Item 1.01 | Entry into a Material Definitive Agreement. |
On June 2, 2021, Gray Television, Inc., a Georgia corporation (“Gray”), Meredith Corporation, an Iowa corporation (“Meredith”) and Gray Hawkeye Stations, Inc., a Delaware corporation and wholly owned subsidiary of Gray (“Merger Sub”), entered into Amendment No. 1 (the “Merger Agreement Amendment”) to the Agreement and Plan of Merger (the “Merger Agreement”), dated as of May 3, 2021, by and among Gray, Meredith and Merger Sub. Pursuant to the Merger Agreement, Gray, Meredith, and Merger Sub agreed to effect the acquisition of Meredith by Gray, immediately after and subject to the consummation of the spin-off of Meredith’s national media group and corporate segments to a new company (“SpinCo”), through the merger of Merger Sub with and into Meredith (the “Merger”), with Meredith surviving the Merger as the surviving corporation and a wholly owned subsidiary of Gray.
The Merger Agreement Amendment, among other things, increases the merger consideration to be paid to Meredith shareholders by Gray such that each share of Common Stock, par value $1.00 per share, and Class B Common Stock, par value $1.00 per share (“Class B Stock”), of Meredith, other than shares (x) to be canceled in accordance with Section 2.6(a) of the Merger Agreement and (y) subject to the provisions of Section 2.8 of the Merger Agreement regarding dissenting shares of Class B Stock, shall be converted into the right to receive $16.99 in cash.
In addition, the Merger Agreement Amendment, among other things, (a) increases the termination fee payable in connection with the termination of the Merger Agreement under specified circumstances, including termination of the Merger Agreement (i) by Gray if a Triggering Company Event (as defined in the Merger Agreement) has occurred or (ii) by Meredith in connection with its entry into a definitive agreement for an acquisition proposal that constitutes a Superior Company Proposal (as defined in the Merger Agreement), from $36 million to $113 million and (b) provides that, in connection with the termination of the Merger Agreement by Gray or Meredith as a result of the Company and SpinCo’s failure to consummate certain financing arrangement, a termination fee would be payable by Meredith in the amount of $73 million (in lieu of expense reimbursement).
All other material terms of the Merger Agreement, which was previously filed by the Company as Exhibit 2.1 to the Company’s Current Report on Form 8-K/A on May 5, 2021, remain substantially the same.

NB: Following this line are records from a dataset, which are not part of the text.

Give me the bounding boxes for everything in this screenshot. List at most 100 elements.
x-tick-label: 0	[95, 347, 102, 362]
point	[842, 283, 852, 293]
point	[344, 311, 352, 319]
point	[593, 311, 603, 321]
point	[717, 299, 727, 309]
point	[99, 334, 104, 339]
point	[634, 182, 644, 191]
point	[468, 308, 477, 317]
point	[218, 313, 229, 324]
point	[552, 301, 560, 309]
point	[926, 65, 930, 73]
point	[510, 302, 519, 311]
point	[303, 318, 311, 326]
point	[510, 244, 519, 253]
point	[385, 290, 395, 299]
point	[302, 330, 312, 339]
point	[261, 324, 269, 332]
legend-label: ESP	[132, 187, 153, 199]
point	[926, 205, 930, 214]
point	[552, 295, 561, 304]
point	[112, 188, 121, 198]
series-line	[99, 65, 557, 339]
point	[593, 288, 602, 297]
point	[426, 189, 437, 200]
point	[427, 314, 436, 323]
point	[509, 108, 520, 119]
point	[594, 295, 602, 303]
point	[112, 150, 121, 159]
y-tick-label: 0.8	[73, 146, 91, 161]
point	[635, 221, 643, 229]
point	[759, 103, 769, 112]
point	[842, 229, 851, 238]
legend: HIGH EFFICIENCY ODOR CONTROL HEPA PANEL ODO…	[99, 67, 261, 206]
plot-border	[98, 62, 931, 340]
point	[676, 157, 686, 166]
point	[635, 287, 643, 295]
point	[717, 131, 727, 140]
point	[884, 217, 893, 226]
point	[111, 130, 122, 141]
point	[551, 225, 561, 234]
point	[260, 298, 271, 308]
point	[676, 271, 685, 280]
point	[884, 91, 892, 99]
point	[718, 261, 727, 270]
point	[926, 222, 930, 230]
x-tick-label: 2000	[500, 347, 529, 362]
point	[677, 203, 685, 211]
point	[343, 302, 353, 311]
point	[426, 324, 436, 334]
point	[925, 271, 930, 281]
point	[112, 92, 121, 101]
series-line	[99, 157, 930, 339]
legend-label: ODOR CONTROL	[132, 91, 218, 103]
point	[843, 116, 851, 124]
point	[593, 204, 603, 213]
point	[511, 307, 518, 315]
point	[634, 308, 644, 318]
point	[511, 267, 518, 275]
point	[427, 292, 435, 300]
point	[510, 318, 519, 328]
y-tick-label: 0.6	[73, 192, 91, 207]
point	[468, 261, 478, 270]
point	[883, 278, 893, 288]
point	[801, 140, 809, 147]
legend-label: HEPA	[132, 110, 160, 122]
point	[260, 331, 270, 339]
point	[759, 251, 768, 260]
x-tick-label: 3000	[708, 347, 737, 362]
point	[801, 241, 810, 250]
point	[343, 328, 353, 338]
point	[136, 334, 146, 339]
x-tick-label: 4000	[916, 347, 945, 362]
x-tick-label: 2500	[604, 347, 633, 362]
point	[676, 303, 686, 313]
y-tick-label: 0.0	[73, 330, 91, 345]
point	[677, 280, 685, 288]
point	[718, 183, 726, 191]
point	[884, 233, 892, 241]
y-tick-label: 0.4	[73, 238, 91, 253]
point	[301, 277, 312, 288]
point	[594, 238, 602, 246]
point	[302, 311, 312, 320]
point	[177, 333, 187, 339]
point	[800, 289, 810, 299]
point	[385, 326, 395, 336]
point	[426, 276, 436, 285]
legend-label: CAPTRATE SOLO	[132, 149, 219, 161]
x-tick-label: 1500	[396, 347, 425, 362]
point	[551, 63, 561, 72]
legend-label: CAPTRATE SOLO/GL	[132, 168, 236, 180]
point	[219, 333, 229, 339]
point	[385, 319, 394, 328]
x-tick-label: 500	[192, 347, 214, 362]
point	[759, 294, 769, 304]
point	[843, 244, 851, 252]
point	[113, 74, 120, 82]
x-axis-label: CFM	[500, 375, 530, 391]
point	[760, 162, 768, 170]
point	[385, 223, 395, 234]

The foregoing description of the Merger Agreement Amendment does not purport to be complete and is subject to, and qualified in its entirety by reference to, the full text of the Merger Agreement Amendment, a copy of which is attached hereto as Exhibit 2.1 and is incorporated by reference herein.
Amended and Restated Debt Commitment
In connection with the Merger Agreement Amendment, on June 2, 2021, Gray entered into an amended and restated debt commitment (the “A&R Debt Commitment”) to its previously disclosed financing commitment letter with Wells Fargo Bank, National Association (“Wells”) and the other lender parties thereto, pursuant to which the lenders have committed to provide the debt financing for a portion of the purchase price to be paid to complete the Merger and the refinancing of certain existing indebtedness of Meredith. The A&R Debt Commitment, among other things, increases the total amount of financing available under the bridge facility to an aggregate principal amount of $1.475 billion, in addition to the $1.450 million incremental term loan and the $425 million revolver.
Item 7.01. | Regulation FD Disclosure. |
On June 3, 2021, Gray issued a press release announcing the entry into the Merger Agreement Amendment. A copy of the press release is attached hereto as Exhibit 99.1, and is incorporated by reference herein.
The information set forth under this Item 7.01 is being furnished and shall not be deemed “filed” for purposes of Section 18 of the Securities Exchange Act of 1934, nor shall it be deemed incorporated by reference in any filing under the Securities Act of 1933, except as may be expressly set forth by specific reference in such filing.